I had dental insurance when I was employed. However, I don't have dental insurance since my retirement from employment. I recently paid 2,600 dollars for my first root canal, and I am undecided if dental insurance is worth buying.
There are procedures that dental insurance won't cover, so before you do anything, you need to find out what is covered and what isn't. I, too, had coverage when I was working full-time, but it didn't cover root canals, caps, implants, or any other expensive procedures.
Absolutely. The least expensive insurance only covers regular checkups, cleanings, and xrays. That's what I have. However, in my Cigna plan, your dentist can agree to only charge you the allowable for all other services. The newest thing is the "Non-insurance dental plan." This is not insurance but pays a portion of all of your dental procedures. I've looked at the ones on Cigna's site and it seems good.
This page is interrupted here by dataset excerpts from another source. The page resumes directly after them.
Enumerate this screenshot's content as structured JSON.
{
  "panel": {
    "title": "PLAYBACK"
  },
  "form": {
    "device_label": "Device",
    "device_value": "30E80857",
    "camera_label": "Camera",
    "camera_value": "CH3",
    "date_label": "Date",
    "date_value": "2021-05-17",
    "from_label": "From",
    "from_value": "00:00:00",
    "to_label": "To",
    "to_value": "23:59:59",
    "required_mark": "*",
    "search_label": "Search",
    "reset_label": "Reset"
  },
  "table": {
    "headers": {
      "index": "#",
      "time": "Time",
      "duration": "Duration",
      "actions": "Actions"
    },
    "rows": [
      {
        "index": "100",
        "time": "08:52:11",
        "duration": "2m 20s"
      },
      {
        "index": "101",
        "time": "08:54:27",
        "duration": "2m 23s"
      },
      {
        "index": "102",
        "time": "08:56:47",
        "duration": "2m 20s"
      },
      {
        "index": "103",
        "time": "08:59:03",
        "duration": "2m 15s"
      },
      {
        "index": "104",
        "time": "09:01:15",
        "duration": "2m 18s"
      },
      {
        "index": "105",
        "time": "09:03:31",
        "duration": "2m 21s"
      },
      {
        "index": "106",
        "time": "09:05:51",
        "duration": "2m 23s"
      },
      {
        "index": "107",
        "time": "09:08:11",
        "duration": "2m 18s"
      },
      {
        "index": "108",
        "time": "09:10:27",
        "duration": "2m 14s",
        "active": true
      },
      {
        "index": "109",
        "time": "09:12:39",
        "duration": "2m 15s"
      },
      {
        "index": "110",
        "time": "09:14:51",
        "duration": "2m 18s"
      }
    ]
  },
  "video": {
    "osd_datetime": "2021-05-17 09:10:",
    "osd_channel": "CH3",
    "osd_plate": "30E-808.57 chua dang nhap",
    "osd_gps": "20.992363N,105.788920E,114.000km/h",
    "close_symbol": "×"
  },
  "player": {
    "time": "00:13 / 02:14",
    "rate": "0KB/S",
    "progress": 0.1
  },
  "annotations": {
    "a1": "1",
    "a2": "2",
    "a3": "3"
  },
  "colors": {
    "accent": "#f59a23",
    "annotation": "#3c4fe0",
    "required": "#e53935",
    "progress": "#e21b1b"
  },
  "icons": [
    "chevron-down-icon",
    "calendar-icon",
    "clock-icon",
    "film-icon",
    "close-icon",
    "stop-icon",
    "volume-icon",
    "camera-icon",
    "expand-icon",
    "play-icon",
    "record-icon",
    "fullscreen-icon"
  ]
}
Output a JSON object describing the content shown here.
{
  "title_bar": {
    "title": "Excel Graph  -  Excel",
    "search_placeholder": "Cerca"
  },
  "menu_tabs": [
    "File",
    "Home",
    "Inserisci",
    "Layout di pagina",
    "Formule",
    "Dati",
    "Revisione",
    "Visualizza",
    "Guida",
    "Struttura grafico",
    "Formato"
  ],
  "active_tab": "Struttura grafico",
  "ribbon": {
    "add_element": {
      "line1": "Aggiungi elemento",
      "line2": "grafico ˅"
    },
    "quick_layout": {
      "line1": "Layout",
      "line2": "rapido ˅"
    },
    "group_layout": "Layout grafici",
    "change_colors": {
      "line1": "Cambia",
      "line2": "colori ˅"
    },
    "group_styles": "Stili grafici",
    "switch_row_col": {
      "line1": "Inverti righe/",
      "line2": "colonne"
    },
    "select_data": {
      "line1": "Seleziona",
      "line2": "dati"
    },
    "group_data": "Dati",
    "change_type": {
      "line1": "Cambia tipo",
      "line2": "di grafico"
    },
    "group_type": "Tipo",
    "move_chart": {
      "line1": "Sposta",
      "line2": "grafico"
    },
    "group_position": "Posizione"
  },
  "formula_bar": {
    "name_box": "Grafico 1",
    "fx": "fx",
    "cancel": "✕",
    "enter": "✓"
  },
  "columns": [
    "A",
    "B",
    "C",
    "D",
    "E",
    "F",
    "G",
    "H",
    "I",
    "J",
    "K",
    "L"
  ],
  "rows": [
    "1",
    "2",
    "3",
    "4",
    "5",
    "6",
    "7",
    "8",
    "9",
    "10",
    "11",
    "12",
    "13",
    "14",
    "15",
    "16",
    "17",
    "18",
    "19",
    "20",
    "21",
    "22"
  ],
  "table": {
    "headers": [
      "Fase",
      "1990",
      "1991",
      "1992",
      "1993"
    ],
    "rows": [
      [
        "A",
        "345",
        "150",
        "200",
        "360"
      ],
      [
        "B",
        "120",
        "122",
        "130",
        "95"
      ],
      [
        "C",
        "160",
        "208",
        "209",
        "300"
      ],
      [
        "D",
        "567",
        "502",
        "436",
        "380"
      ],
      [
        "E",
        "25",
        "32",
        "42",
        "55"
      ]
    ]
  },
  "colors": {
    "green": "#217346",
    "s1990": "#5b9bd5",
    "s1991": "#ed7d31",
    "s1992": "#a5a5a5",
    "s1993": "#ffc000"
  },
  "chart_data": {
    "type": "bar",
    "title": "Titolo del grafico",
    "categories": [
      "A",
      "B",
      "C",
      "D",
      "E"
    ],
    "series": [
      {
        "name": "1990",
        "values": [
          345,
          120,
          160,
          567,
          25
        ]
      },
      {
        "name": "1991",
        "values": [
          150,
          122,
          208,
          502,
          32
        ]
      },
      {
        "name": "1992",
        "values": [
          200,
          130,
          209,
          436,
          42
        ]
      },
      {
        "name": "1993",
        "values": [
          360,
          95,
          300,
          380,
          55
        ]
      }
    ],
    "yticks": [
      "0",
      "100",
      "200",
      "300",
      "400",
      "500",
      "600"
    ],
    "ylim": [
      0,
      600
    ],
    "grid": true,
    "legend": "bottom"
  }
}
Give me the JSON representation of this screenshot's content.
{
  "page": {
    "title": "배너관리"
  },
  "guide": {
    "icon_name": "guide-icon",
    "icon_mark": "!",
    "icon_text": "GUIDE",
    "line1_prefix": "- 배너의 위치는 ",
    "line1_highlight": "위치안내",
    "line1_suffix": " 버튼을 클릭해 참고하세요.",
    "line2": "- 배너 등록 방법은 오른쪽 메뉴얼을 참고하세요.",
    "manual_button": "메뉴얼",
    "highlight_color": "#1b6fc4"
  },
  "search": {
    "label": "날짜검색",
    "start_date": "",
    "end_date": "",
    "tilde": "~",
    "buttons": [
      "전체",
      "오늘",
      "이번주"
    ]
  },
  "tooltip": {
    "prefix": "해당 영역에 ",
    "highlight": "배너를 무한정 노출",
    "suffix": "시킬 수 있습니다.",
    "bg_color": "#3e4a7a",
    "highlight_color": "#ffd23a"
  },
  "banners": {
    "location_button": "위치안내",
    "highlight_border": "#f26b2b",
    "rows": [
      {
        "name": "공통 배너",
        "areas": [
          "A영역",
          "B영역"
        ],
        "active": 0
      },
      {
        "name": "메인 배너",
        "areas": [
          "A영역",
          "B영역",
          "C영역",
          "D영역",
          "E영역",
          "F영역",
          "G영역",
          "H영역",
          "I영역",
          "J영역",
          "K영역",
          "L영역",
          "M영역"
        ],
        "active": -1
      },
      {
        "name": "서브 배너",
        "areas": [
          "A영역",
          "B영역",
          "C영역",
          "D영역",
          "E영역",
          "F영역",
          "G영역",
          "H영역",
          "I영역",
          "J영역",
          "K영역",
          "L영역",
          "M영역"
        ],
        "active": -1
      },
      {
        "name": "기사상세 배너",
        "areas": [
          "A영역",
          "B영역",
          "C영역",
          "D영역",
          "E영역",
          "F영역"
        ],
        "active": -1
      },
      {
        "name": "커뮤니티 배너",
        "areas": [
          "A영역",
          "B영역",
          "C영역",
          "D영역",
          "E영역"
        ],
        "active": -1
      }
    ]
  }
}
I may look closer later. With the plan I have now I'm having $1500 of dental work done for $850. That makes my $19/month plan absolutely worth it.
Check out both Cigna and Aetna plans.
Beware, as far as I know no insurance or dental assistance plans cover implants. If you know otherwise, please comment.
Yes, but even our dentist thinks the insurance is a ripoff, especially for expensive procedures. I need an implant, but as long as it doesn't affect me eating, I probably won't get it.